The opening of Brave New World centers on a fertilizing room in the World State. The Director of Hatcheries and Conditioning is giving students a tour of the facilities. This gives the reader a window into this "brave new world" and the differences between it and our own world.
We learn from the start that all humans are "hatched" from eggs that are fertilized in the hatchery. We find out too about Bokanovsky’s Process, a form of cloning, in which batches of 96 identical twins can be produced. We discover that this uniformity leads to "social stability," a concept introduced early on and the key value of the state.
The students then move on to the embryo room, where the director describes the factory-like efficiency with which babies are produced. We find out, too, that an individual's fate is predetermined through genetic engineering. As Mr. Foster explains, the lab works to
predestine and condition. We decant our babies as socialized human beings, as Alphas or Epsilons ...

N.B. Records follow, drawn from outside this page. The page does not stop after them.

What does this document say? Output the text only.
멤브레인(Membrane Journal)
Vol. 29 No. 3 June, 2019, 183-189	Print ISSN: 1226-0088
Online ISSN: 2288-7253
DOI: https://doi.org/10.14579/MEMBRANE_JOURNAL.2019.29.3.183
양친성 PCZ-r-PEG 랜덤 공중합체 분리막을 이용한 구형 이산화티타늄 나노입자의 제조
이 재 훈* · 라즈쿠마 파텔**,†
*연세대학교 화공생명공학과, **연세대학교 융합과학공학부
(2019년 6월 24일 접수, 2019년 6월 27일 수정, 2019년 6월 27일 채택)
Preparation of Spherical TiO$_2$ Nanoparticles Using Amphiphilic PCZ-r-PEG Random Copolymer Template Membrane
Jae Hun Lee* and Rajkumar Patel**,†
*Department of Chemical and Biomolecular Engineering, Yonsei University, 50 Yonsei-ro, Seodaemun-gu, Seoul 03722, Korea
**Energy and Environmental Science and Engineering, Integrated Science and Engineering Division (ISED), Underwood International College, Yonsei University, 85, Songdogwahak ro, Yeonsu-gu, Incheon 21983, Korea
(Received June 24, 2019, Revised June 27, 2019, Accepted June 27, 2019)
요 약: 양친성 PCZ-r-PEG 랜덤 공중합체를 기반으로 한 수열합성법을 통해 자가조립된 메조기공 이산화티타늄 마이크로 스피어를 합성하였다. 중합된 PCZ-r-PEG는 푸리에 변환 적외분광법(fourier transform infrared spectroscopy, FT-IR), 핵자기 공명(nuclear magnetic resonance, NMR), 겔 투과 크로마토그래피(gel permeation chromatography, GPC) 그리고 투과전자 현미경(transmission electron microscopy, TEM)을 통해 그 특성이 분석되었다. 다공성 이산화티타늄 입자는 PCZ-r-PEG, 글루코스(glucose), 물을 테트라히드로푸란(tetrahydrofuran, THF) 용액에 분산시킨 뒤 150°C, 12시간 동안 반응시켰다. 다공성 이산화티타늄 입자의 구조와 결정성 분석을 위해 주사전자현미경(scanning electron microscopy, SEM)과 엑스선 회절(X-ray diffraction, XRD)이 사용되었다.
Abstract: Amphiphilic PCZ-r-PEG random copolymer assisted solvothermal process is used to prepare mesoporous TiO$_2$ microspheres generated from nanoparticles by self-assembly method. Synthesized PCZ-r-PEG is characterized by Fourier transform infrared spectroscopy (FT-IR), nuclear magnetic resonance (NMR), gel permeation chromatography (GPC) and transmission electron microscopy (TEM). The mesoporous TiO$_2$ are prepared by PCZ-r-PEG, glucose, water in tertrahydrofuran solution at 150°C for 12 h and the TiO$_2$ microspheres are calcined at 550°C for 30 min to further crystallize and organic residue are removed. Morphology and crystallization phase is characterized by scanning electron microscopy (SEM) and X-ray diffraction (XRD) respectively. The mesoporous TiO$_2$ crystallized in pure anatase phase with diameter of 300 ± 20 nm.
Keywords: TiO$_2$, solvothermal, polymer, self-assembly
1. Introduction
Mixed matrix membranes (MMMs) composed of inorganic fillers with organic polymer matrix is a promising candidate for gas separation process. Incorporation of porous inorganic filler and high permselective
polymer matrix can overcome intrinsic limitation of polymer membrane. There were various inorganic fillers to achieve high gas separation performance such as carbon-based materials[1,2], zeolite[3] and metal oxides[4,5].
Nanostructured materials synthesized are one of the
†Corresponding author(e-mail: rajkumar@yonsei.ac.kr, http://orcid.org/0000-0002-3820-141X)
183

This introduces us as readers to the rigid caste system in place in the World State.
While the director and Mr. Foster, as well as the students, are impressed by and proud of the efficiency of their operation, we as readers are expected to be simultaneously chilled and amused by the absurd idea of human beings being mass produced in a factory—and denied the freedom to self determine. From the start, Huxley sets a tone that shows the World State to be ludicrous, a parody of science and technology. At the same time, the implications are frightening in terms of the level to which human beings are controlled.